Take, for example, the plot of an attractive man and an attractive woman, both around 30 years old, and they’re best friends. Realizing they are attracted to each other and that neither has anything else going on in the bedroom area — despite their both being smoking hot — they decide to engage in a casual sexual relationship with one another. Hilarity, romance, heartbreak and romance again ensue. This is the premise of “No Strings Attached,” starring Ashton Kutcher and Natalie Portman as the horny and misguided friends, with Chis “Ludacris” Bridges featured as one of Kutcher’s skeptical best bros. “No Strings Attached” (written by Elizabeth Meriwether ’04) is in theaters now. However, coming out in July is what appears to be a nearly identical film, called “Friends with Benefits,” starring Justin Timberlake and Mila Kunis, with Woody Harrelson (really?) as the judgmental bud. It’s like Hollywood is saying, “No need to rent ‘No Strings Attached’ when it comes out on Blu-ray; just see it again in theaters, but with someone who was in both “Black Swan” and “That 70s Show,” not just one or the other.

So obviously the formula works. But why stop there? Hollywood, I hope you’re reading. Here are some other variations on the theme:

“Friends with Strings” (working title: “Strings with Benefits”): A dark indie romance about a lonely puppeteer whose only companions are his numerous handmade marionettes. That is until he meets a quirky girl, in the express lane of the supermarket (he has too many items and she offers to put some in her cart), who it turns out makes her own finger puppets. Out of string. She wears quirky glasses and quirky sweaters. This chance encounter sparks a whirlwind love affair full of dandelion bouquets, nighttime bike rides, tears and puppet shows latent with metaphor, toeing the line between surrealist art film and conventional rom-com. Luke Wilson and Kate Bosworth will star; both will receive Oscar nominations.

“No Benefits Attached”: A scathing workplace satire in which a strong single mother takes a midlevel job at a seemingly stable corporation, only to find that the long list of health benefits that were offered are in fact nonexistent. After a week on the job she discovers that most of her coworkers are wildly unwell, suffering from some diseases that don’t even really exist anymore outside of the office, like smallpox, or polio, or demonic possession.
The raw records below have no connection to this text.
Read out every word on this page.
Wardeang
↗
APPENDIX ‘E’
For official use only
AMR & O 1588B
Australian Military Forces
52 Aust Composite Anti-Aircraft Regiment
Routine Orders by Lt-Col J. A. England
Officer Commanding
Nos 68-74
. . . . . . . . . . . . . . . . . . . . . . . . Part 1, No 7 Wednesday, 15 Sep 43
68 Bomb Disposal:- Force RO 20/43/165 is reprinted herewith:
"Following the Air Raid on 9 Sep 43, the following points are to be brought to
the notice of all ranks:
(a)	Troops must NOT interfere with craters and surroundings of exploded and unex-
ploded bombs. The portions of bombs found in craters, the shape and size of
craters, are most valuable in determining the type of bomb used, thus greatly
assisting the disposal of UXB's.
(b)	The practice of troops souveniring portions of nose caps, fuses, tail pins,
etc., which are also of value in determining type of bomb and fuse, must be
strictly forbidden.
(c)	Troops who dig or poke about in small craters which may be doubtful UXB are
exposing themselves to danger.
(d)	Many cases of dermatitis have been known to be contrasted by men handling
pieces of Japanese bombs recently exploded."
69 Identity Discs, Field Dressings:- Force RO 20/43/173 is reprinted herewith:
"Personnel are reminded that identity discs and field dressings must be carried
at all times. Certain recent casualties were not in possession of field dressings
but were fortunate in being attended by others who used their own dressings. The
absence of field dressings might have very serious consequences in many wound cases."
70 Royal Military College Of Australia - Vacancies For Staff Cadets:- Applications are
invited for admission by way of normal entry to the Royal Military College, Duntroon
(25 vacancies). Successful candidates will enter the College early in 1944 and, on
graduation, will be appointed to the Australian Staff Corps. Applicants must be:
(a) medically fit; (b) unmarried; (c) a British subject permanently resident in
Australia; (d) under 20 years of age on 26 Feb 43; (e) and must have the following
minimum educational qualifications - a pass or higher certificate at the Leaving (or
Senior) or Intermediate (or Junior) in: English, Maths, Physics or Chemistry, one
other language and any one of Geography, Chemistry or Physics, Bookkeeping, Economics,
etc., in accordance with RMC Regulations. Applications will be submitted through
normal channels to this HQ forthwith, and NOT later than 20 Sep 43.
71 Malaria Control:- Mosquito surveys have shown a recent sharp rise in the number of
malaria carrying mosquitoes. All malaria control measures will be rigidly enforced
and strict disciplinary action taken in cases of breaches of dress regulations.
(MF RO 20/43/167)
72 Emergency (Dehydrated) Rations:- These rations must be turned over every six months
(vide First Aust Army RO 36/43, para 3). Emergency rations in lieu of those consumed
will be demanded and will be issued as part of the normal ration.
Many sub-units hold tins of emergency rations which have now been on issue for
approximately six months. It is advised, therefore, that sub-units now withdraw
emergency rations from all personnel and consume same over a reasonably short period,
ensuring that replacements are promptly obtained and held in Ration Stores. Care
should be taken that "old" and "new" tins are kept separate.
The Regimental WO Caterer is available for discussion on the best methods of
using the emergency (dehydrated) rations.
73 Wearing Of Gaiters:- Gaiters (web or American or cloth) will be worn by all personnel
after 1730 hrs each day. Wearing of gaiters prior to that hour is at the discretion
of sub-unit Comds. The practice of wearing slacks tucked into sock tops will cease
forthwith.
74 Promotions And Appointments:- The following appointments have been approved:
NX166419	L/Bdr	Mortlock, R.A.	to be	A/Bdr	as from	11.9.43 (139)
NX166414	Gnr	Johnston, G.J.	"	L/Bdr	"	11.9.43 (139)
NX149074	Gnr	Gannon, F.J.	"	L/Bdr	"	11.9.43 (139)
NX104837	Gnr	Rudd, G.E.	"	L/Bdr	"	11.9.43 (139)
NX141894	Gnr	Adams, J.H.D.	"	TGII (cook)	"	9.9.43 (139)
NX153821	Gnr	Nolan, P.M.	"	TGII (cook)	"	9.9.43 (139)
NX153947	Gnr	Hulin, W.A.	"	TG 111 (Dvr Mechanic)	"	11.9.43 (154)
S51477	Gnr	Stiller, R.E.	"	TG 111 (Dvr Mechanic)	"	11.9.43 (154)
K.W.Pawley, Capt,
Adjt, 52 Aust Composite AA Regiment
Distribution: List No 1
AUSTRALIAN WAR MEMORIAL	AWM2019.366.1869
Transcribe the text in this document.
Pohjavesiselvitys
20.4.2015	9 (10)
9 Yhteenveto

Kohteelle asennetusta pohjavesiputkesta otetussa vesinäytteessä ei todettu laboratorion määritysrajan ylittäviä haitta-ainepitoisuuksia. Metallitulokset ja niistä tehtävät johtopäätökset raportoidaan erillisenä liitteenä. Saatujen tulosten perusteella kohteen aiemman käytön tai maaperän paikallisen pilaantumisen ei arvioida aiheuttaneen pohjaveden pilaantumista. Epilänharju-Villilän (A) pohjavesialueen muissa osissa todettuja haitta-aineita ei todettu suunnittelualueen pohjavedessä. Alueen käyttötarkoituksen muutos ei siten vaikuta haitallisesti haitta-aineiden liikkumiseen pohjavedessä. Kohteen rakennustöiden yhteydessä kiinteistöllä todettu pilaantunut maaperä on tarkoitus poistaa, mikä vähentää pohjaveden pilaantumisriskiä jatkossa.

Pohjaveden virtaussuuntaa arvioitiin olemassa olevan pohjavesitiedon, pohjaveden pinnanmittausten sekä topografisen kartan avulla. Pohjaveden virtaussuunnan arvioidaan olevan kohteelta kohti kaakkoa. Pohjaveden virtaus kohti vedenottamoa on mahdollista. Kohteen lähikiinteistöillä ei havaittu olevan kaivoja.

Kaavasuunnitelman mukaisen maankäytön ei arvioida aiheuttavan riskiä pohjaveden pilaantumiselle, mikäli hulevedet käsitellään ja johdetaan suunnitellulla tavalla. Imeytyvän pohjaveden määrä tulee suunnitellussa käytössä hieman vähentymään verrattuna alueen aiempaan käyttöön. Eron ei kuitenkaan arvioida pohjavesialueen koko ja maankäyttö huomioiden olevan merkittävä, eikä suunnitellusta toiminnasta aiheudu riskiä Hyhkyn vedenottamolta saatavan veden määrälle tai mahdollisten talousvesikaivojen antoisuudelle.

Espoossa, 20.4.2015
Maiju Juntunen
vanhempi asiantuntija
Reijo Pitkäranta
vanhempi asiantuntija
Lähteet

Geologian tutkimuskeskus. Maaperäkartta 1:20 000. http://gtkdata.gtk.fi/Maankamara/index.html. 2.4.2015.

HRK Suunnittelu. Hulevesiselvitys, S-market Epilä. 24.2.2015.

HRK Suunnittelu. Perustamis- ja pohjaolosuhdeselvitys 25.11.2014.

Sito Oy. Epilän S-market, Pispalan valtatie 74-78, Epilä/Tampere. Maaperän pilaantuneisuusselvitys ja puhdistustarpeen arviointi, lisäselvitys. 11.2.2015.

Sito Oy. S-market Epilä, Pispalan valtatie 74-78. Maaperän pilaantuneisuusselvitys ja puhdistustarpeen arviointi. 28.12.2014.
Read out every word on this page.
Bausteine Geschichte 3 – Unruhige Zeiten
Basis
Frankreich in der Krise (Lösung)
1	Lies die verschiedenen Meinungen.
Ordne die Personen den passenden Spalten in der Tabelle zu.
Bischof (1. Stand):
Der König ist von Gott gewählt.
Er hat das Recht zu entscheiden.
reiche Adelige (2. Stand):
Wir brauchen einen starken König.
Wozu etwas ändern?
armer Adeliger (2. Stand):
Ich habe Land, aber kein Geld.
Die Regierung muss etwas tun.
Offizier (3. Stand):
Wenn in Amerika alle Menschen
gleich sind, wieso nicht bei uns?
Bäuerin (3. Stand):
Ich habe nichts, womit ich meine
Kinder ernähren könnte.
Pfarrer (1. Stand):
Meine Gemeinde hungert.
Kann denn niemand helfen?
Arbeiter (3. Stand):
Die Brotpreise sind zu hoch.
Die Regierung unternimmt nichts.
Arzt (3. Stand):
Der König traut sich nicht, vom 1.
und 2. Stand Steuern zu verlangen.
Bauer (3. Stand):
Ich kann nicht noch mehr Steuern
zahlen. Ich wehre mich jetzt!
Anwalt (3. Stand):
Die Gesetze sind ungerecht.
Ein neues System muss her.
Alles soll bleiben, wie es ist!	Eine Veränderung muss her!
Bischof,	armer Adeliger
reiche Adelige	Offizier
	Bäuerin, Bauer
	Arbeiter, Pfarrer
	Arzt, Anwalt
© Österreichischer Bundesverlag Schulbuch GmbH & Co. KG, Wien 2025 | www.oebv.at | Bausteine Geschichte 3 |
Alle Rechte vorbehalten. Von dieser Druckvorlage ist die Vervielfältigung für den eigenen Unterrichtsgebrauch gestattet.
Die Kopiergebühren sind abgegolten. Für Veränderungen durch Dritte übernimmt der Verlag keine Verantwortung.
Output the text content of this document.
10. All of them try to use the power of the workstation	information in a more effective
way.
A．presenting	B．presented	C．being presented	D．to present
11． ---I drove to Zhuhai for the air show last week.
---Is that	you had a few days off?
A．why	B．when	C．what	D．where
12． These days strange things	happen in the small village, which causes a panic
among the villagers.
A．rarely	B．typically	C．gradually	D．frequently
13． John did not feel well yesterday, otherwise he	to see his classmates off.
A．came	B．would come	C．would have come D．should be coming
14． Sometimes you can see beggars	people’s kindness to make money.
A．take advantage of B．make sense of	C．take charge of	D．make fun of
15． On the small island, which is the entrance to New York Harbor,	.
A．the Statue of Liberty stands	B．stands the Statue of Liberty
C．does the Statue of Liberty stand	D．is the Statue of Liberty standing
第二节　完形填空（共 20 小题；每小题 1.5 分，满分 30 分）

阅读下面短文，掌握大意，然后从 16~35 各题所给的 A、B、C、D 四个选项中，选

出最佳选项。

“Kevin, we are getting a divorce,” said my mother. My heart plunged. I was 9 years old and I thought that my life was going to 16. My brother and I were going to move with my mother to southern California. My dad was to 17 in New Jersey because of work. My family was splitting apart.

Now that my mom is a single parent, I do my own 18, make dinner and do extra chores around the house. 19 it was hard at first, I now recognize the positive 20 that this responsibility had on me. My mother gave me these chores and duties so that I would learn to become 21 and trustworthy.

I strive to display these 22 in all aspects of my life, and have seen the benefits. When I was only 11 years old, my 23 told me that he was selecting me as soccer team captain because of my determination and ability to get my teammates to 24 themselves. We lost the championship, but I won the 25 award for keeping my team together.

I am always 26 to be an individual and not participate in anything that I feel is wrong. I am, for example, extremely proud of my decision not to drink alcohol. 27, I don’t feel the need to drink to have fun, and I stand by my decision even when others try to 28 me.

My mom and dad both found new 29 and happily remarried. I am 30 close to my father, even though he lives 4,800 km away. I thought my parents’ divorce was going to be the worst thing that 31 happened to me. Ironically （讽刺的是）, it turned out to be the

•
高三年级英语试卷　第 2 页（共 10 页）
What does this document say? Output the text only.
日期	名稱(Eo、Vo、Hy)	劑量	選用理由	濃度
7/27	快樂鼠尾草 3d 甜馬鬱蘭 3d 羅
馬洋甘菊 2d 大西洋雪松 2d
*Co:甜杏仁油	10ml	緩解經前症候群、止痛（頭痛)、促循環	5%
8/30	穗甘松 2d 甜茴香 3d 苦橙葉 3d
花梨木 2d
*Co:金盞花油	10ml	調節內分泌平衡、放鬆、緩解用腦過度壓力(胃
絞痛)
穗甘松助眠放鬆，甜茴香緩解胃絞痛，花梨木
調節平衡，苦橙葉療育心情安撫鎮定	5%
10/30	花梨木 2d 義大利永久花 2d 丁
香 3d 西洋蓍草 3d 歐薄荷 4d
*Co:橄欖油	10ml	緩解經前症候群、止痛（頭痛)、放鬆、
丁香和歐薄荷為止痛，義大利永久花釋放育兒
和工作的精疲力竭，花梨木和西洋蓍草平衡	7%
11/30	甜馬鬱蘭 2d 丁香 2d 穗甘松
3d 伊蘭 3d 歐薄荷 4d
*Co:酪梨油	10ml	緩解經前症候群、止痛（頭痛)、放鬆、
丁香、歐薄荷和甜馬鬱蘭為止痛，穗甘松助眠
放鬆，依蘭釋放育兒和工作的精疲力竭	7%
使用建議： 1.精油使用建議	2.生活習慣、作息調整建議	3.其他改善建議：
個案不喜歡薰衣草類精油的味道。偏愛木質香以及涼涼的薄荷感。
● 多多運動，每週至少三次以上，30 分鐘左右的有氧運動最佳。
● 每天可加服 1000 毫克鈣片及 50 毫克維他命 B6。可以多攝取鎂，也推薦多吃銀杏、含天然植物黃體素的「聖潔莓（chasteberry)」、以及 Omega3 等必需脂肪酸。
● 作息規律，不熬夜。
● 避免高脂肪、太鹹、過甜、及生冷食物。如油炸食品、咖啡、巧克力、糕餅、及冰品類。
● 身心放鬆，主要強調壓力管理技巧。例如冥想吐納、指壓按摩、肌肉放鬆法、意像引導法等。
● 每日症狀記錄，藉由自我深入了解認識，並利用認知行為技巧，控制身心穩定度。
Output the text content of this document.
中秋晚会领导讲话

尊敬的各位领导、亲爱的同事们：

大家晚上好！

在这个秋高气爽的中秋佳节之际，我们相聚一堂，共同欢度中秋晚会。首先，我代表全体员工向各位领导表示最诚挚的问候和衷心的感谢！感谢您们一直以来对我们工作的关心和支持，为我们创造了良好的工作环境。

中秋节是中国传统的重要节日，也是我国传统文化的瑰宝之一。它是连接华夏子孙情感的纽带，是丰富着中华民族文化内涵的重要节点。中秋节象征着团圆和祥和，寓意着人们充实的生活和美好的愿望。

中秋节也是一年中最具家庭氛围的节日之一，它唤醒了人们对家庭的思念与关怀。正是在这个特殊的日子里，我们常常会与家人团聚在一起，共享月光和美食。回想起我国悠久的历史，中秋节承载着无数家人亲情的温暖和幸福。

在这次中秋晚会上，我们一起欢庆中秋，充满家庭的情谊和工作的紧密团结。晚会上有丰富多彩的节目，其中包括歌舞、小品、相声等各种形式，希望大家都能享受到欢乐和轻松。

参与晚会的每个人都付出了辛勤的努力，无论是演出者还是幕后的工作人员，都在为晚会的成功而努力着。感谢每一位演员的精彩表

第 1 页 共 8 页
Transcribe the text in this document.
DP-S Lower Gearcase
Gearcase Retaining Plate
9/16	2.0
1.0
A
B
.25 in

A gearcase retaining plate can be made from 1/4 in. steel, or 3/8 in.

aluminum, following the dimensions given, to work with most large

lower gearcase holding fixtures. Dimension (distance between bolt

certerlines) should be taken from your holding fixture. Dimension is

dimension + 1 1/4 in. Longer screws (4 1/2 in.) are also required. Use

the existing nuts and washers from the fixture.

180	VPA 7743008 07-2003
When our heroine gets a cold she decides to lead an office revolution. Annette Bening is given an Academy Award before she even accepts the role.

“Words with Friends with Strings”: The “You’ve Got Mail” for a new decade. Two attractive and well-dressed teens in New York City are locked in a heated contest on the popular Scrabble knock-off iPhone app. Tensions rise with game after contested game, and the two vent to their friends about this faceless but despicable foe. The two also meet at a party of a mutual friend, and really hit it off, bonding over their love of word games and physical beauty. But when they discover each other’s true identities (“You’re EmStar91?!” “You’re Mr. WordKicker?!?”) their lives are thrown into a tailspin. T-Swift and J-Biebs star.

“No Friends:” The story of a man with no friends. It’s very sad and it wins everything. James Franco GRD ’16 stars.

“No Friends, Benefits?”: A very similar movie, but it has a happy ending. It doesn’t win anything. Sorry, Michael Cera.